Consistent with the language in the original issue, the system should look at all the department affiliations and then identity the highest scoring match. Here's how it would score for the above categories....

logOddsRatio primaryDepartment scienceMetrixJournalSubfield scienceMetrixJournalSubfieldId
2.33 NeuroScience Neurology & Neurosurgery 113
2.28 Hematology and Medical Oncology Oncology & Carcinogenesis 116
1.93 Hematology and Medical Oncology Immunology 111
0.86 NeuroScience Psychiatry 123
0.68 Medicine Cardiovascular System & Hematology 100
0.48 Medicine Endocrinology & Metabolism 105
0.36 NeuroScience General Science & Technology 83
0.22 NeuroScience Developmental Biology 88
0.01 NeuroScience Biochemistry & Molecular Biology 86
-0.04 Hematology and Medical Oncology Pathology 120
-0.07 Medicine Public Health 141
-0.09 Neuroscience Nuclear Medicine & Medical Imaging 114
-0.23 Medicine Dermatology & Venereal Diseases 103
-0.41 NeuroScience Bioinformatics 12
-0.55 NeuroScience Biomedical Engineering 21
sarbajitdutta commented 5 years ago

@paulalbert1 is this for match with the updated ScienceMetrixDepartmentCategory table. Becuase I checked the code and it does take the max for logsOddRatio.
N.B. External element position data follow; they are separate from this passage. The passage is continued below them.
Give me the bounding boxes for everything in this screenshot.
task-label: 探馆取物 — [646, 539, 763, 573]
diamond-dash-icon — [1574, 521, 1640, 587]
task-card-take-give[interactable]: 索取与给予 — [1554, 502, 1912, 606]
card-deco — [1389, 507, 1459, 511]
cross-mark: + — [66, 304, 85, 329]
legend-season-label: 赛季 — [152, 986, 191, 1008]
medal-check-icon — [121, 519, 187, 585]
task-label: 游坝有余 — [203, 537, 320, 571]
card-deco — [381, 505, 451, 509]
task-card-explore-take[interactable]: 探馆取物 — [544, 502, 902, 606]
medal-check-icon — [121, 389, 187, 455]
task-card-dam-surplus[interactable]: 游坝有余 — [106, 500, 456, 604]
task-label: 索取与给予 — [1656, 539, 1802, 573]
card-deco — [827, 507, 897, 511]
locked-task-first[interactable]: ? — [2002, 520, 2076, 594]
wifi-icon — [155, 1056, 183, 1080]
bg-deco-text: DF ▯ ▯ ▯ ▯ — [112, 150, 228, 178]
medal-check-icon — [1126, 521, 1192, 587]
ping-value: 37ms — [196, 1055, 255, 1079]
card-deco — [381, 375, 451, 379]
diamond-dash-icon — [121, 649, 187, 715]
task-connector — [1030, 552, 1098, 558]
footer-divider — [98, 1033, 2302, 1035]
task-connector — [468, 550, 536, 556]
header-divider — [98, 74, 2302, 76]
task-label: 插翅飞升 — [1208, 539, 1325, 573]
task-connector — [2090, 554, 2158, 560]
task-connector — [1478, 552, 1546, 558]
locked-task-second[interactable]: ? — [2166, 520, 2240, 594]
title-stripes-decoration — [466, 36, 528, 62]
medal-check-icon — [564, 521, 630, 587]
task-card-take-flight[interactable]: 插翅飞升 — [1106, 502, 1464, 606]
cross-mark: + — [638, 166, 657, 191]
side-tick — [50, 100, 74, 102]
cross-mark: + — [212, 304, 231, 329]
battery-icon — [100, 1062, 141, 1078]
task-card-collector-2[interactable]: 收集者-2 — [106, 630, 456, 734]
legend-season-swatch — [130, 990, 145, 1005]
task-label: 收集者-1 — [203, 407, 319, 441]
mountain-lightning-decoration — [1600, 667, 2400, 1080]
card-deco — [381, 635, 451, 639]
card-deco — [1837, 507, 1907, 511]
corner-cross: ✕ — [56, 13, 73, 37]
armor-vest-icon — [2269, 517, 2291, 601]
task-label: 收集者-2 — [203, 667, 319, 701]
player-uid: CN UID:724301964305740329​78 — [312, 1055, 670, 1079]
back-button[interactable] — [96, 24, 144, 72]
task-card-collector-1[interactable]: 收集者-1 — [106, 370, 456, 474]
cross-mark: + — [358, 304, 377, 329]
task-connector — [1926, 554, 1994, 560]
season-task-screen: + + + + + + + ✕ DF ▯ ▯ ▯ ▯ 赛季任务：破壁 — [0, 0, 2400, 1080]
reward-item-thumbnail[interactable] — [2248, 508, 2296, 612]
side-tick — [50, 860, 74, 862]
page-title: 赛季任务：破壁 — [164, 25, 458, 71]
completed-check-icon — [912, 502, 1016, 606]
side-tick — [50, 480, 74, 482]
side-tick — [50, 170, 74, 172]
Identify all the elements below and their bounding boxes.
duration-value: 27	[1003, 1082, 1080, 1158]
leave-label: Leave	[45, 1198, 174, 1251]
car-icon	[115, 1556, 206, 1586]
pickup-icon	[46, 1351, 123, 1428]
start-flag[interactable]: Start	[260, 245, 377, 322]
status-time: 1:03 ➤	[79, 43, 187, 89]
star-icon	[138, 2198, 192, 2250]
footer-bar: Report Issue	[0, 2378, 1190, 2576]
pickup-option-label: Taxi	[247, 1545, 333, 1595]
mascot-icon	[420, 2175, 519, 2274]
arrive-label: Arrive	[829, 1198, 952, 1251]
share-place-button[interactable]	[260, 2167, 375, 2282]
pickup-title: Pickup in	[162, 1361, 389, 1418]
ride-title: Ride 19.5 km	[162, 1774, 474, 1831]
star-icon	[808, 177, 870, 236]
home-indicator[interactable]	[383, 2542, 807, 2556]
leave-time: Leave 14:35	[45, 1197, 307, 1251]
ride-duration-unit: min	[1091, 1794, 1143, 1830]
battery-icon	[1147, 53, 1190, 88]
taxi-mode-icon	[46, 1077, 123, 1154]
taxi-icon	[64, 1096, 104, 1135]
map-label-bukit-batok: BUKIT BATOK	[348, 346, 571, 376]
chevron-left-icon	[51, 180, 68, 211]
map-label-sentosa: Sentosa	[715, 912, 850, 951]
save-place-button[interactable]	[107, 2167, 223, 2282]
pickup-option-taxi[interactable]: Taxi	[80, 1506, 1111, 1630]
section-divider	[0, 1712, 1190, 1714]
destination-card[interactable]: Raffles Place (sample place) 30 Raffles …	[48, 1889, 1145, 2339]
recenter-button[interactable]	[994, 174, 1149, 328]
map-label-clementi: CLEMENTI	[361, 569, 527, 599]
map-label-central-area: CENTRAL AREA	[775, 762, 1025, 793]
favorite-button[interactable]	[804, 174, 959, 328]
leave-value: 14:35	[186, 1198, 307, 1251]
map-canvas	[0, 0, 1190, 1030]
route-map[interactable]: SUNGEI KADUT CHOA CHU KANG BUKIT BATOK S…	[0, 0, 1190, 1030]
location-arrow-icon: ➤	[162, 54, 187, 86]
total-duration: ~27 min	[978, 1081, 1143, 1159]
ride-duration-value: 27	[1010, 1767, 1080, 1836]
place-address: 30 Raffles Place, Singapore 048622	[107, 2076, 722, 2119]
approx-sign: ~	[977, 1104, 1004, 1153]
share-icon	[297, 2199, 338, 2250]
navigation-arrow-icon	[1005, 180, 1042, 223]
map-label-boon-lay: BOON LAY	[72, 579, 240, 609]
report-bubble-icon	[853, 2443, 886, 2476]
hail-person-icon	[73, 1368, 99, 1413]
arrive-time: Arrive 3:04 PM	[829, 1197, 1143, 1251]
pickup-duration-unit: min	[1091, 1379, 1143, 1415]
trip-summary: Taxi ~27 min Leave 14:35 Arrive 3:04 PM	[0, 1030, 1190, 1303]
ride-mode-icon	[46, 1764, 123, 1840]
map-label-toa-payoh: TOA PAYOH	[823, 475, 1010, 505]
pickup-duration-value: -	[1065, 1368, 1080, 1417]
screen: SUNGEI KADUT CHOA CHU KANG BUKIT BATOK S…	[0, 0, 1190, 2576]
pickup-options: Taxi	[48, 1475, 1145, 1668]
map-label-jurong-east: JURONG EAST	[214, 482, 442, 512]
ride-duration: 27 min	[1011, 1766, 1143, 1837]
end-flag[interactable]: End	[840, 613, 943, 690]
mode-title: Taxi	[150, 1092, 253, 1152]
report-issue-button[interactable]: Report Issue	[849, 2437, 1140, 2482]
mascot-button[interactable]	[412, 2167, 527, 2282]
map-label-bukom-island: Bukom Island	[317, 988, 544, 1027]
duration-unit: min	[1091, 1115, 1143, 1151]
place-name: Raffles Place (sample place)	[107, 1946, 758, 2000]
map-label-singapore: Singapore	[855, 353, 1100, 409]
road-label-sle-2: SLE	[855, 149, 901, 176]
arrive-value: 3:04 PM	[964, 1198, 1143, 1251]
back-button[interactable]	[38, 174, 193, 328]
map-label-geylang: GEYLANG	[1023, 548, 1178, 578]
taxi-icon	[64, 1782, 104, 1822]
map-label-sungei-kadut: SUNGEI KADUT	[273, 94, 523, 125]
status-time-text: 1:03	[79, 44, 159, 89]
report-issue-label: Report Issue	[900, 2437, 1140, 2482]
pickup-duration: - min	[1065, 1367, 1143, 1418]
sarbajitdutta commented 5 years ago

To be exact this line https://github.com/wcmc-its/ReCiter/blob/master/src/main/java/reciter/algorithm/evidence/targetauthor/journalcategory/strategy/JournalCategoryStrategy.java#L69

paulalbert1 commented 5 years ago

@sarbajitdutta - If I run this for blhempst, I see this 72 out of 141 times

                    "journalSubfieldDepartment": "NO_MATCH",

That suggests to me that it is only considering the "Neuroscience" department. I'm asking that it consider all departments in Identity. You should get virtually no instance of NO_MATCH.